Israel/Palestine: The Politics of a Two-State Solution

  • Israel/Palestine and the Politics of a Two-State Solution
  • When Peace Fails: Lessons from Belfast for the Middle East

Wednesday, February 27, 2013

What to call Basil's New Party?

Now that it has been officially announced that Basil McCrea and John McCallister, the two rebel former Ulster Unionists and former unsuccessful UUP leadership candidates, will be forming their own party, I offer this blogpost as an open strategy memo to the two.

The two of you have three main tasks between now and the official launch of your party. First, you must decide on a name. This will presumably reflect the party's identity as both non-sectarian and pro-union. The BBC headline announcing your decision illustrates the dilemma that you face. It said that you weren't just forming a new party, but a new "unionist party." To any nationalist voter this means automatically that you are not non-sectarian, but sectarian--the mirror image of the SDLP. (If you don't believe me think of a splinter party from the SDLP that described itself as a "non-sectarian nationalist" party.) You can declare yourself to be pro-union all you want as long as you don't have unionist in the name. That means that you should concentrate on your ideological message: something with either liberal or progressive in the name. But the PUP may have spoiled the label progressive as much as the existing unionist parties have spoiled the label unionist. I suggest you take a hint from the English-speaking "white" colonies in Southern Africa. In 1910 when a group of moderate Afrikaner parties came together to form a moderate Afrikaner nationalist party they called it the South Africa Party. This became the ruling party and then as the United Party the official opposition to the National Party, which invented apartheid. In Rhodesia in 1974 when a new moderate party was formed in opposition to the pro-apartheid Rhodesian Front party of Ian Smith, it called itself simply the Rhodesia Party. I suggest you call yourselves simply the Northern Ireland Party. This name will suggest that you are pro-union without all the negative connotations for nationalists of either the words unionist or Ulster. An alternate name is the Liberal Party or the Liberal Party of Northern Ireland. One of the predecessor parties to the Alliance Party was the Ulster Liberal Party, which relied on the corporate vote at Queen's University.

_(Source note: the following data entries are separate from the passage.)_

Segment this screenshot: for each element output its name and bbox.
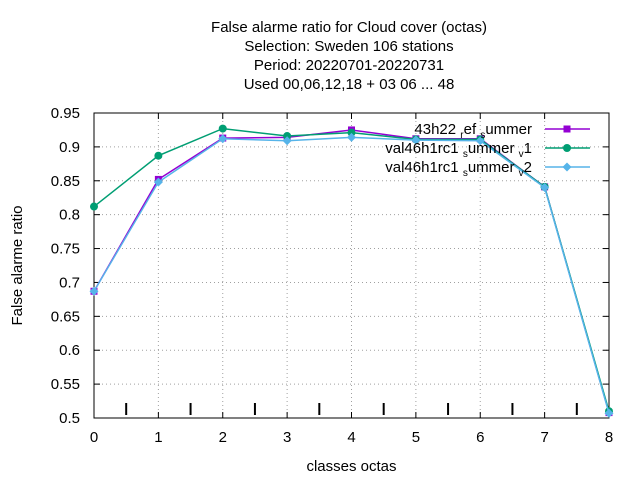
series-3 (89, 132, 614, 418)
data-point (540, 183, 550, 193)
legend-label: val46h1rc1 summer v1 (385, 140, 532, 160)
data-point (153, 177, 163, 187)
title-line-4: Used 00,06,12,18 + 03 06 ... 48 (244, 76, 455, 93)
data-point (604, 408, 614, 418)
grid (94, 113, 609, 418)
y-axis-label: False alarme ratio (9, 205, 26, 325)
data-point (283, 132, 292, 141)
y-tick-label: 0.5 (59, 410, 80, 427)
y-tick-label: 0.7 (59, 274, 80, 291)
data-point (475, 136, 485, 146)
data-point (411, 135, 421, 145)
data-point (218, 134, 228, 144)
x-tick-label: 4 (347, 429, 355, 446)
data-point (89, 286, 99, 296)
x-tick-label: 3 (283, 429, 291, 446)
x-tick-label: 8 (605, 429, 613, 446)
x-tick-label: 5 (412, 429, 420, 446)
legend-label: val46h1rc1 summer v2 (385, 159, 532, 179)
data-point (218, 124, 227, 133)
chart-title: False alarme ratio for Cloud cover (octa… (211, 19, 487, 93)
title-line-2: Selection: Sweden 106 stations (244, 38, 453, 55)
x-tick-label: 2 (219, 429, 227, 446)
y-tick-label: 0.65 (51, 308, 80, 325)
legend-marker (563, 144, 571, 152)
title-line-3: Period: 20220701-20220731 (254, 57, 444, 74)
series-lines (89, 124, 614, 418)
y-tick-label: 0.75 (51, 241, 80, 258)
legend-label: 43h22 ref summer (414, 121, 532, 141)
legend-marker (562, 162, 572, 172)
data-point (282, 136, 292, 146)
data-point (154, 151, 163, 160)
title-line-1: False alarme ratio for Cloud cover (octa… (211, 19, 487, 36)
data-point (90, 202, 98, 211)
y-tick-label: 0.55 (51, 376, 80, 393)
y-tick-label: 0.95 (51, 105, 80, 122)
data-point (347, 132, 356, 142)
y-tick-label: 0.85 (51, 173, 80, 190)
series-line (93, 136, 610, 414)
x-tick-label: 0 (90, 429, 98, 446)
x-tick-label: 7 (540, 429, 548, 446)
y-tick-label: 0.9 (59, 139, 80, 156)
x-tick-label: 6 (476, 429, 484, 446)
y-tick-label: 0.8 (59, 207, 80, 224)
x-axis-label: classes octas (306, 458, 396, 475)
y-tick-label: 0.6 (59, 342, 80, 359)
data-point (347, 128, 356, 137)
legend-marker (563, 125, 571, 133)
x-tick-label: 1 (154, 429, 162, 446)
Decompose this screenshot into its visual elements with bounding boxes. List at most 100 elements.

Second, I suggest you come to a de facto strategic agreement with the PUP and TUV to stay out of their areas if they will stay out of your core area. This is in order not to waste votes. Each of these other parties is competitive in only one or two constituencies. The Assembly with six seats in each constituency can support a maximum of six parties in any single constituency. The more realistic figure is five or even four. There are already five well-established parties and you will be competing for that last slot. Ideologically your logical competitors are the UUP, Alliance, and PUP. If you agree to stay out of East Belfast and North Belfast you should be able to neutralize the PUP so that you can concentrate on the UUP and Alliance. You must then decide on which districts to spend your limited resources in contesting. This should be based on your existing presence, the seats that the UUP is weakest in and Alliance has done well in. But you are in a better position to judge this for yourselves than I am.

Your third task is to come up with a party platform stressing your ideological positioning and innovative ideas. You might want to imitate Sinn Fein and steal boldly from Alliance or the PUP as the Shinners have stolen from the SDLP. But your positions should reflect your identity: pro-union and non-sectarian. I imagine it will be a mixture of the ideology of the PUP--without the paramilitary connection--and Alliance, something that will appeal to both working-class and middle-class unionists and pro-Union Catholics.